Quando parliamo di lutto due concetti che immediatamente si attivano sono i tempi e i luoghi del lutto. I tempi sono legati a quei momenti immediatamente prima e immediatamente dopo l’accaduto che apre una finestra in cui i genitori si sentono all’interno di un film, come se in quel momento vivessero la vita di qualcun’altro; inoltre per “tempo del lutto” si intende anche quello spazio temporale in cui la coppia e chi sta intorno vive il processo di comprensione della perdita, di elaborazione e di accettazione che sono naturalmente soggettivi. Ricordiamoci che, come ci dice un grande professionista e collega psicologo e psicoterapeuta, Enrico Cazzaniga, bisogna dare “la possibilità ai genitori di vedere il bambino, fotografarlo mentalmente, di toccarlo, di averlo per un tempo breve, ma importante”. Ciò è fondamentale perché è proprio questo che permette a quei genitori di avere lo spazio di vivere il figlio che hanno perso, viversi il dolore e le emozioni legate a quel figlio ed elaborarle lentamente fino ad arrivare al momento in cui “concedersi il tempo di desiderare un altro figlio senza sentirsi in colpa. Noi di “Georgia” diciamo sempre che per trovare senso a ciò che senso non ha, come la perdita di un figlio, bisogna “passare attraverso” la perdita, concedersi il tempo di viverlo per poter poi guardare al futuro con nuovi occhi e nuove consapevolezze”.

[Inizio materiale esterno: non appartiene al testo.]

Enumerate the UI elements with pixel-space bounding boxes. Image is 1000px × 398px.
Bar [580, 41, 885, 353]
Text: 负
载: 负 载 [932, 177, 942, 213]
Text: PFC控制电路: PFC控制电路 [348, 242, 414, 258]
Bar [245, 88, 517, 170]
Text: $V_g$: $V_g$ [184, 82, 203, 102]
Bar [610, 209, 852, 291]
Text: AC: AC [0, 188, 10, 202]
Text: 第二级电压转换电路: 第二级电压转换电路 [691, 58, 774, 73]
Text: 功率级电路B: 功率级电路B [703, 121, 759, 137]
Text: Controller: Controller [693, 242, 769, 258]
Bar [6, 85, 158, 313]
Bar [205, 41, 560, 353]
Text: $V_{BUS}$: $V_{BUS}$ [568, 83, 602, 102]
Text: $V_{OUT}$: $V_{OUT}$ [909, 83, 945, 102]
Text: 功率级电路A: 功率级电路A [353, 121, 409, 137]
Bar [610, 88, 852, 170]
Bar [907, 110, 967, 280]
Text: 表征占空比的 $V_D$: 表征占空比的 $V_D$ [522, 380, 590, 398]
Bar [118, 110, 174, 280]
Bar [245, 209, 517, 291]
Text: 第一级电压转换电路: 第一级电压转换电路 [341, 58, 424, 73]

È possibile lasciarsi il passato alle spalle e guardare avanti provando a cercare una nuova gravidanza?
“Subire una perdita in gravidanza o subito dopo il parto è un’esperienza traumatica. Non si è mai preparati e la quotidianità acquisisce un valore diverso sia per le mamme e i papà sia per tutto il sistema familiare che li circonda. Non possiamo dire di “lasciare il passato alla spalle”, ma sicuramente possiamo imparare a convivere e a gestire quel dolore rendendolo una risorsa, un punto di forza. Va sottolineato che vivere dopo il lutto non significa dimenticare di aver perso un figlio, né di nasconderlo a sé o agli altri. Ciò che può aiutare e rendere il percorso meno difficoltoso è la consapevolezza di non essere da soli. Proprio ultimamente mi sono sentita dire che in Sicilia non esistono realtà o strutture che aiutino i genitori a sentirsi meno soli. La notizia non è corretta. Oltre a noi di “Georgia” a Palermo esistono altre associazioni nella nostra regione che si occupano proprio di queste situazioni; alcuni esempi sono l’associazione “Una goccia nell’oceano” a Torretta e a Catania troviamo una sezione distaccata di “Ciao Lapo” (Associazione guidata da Claudia Ravaldi, psichiatra e psicoterapeuta) che, seppur intervenendo in modi diversi perché diverso è il punto di vista da cui partono, sono tutte validissime e importantissime risorse”.